# Binomial expansion question

• Mar 6th 2011, 12:35 PM
mathsnerd1
Binomial expansion question
Hi everybody,
I am having some trouble with these questions and I'm not really sure where to start.

Find the term independant of $x$ in the expansion of:

$
(\frac{1}{3x} - \frac{3x^2}{2})^9$

Find the value of $n$ for which the coefficients of $x, x^2$ and $x^3$ in the expansion of $(1 + x)^n$ form three consecutive terms of an arithmetic series.

Thanks all.
• Mar 6th 2011, 12:43 PM
HallsofIvy
Quote:

Originally Posted by mathsnerd1
Hi everybody,
I am having some trouble with these questions and I'm not really sure where to start.
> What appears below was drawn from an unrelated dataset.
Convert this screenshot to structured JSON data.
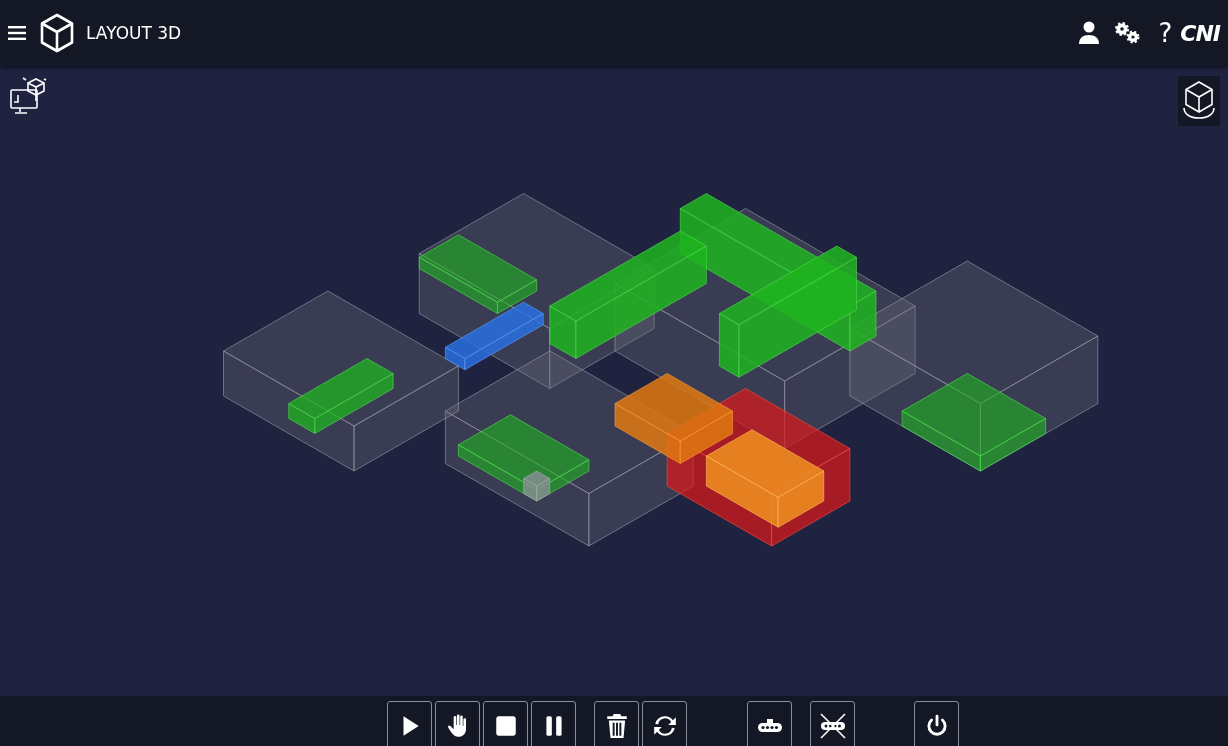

Find the term independant of $x$ in the expansion of:

$
(\frac{1}{3x} - \frac{3x^2}{2})^9$

The general term of $(a+ b)^n$ is $\begin{pmatrix}n \\ i\end{pmatrix}a^ib^{n-i}$.
Here, $a= \frac{1}{3x}$, $b= \frac{3x^2}{2}$ and n= 9 so that is $\begin{pmatrix}9 \\ i\end{pmatrix}\frac{1}{3^ix^i}\frac{3^{9-i}x^{2(9-i)}{2^{9-i}}$

Now, for what value of i is $\frac{x^i}{x^{2(9-i)}}= 1$?

Quote:

Find the value of $n$ for which the coefficients of $x, x^2$ and $x^3$ in the expansion of $(1 + x)^n$ form three consecutive terms of an arithmetic series.
Those coefficents are, of course, $\begin{pmatrix}n \\ i\end{pmatrix}= n$, $\begin{pmatrix}n \\ 2\end{pmatrix}= \frac{n!}{2(n-1)!}$ which must be equal to n+r, and $\begin{pmatrix}n \\ 3\end{pmatrix}= \frac{n!}{3!(n-3)!}$ which must be equal to n+ 2r, for some r, in order to form an arithmetic series. that gives you two equations to solve for n and r.

Quote:

Thanks all.
• Mar 6th 2011, 01:01 PM
mathsnerd1
Quote:

Originally Posted by HallsofIvy
The general term of $(a+ b)^n$ is $\begin{pmatrix}n \\ i\end{pmatrix}a^ib^{n-i}$.
Here, $a= \frac{1}{3x}$, $b= \frac{3x^2}{2}$ and n= 9 so that is $\begin{pmatrix}9 \\ i\end{pmatrix}\frac{1}{3^ix^i}\frac{3^{9-i}x^{2(9-i)}{2^{9-i}}$

Now, for what value of i is $\frac{x^i}{x^{2(9-i)}}= 1$?

Where did $i$ come from? :confused:

And how did you get $\frac{x^i}{x^{2(9-i)}}= 1$?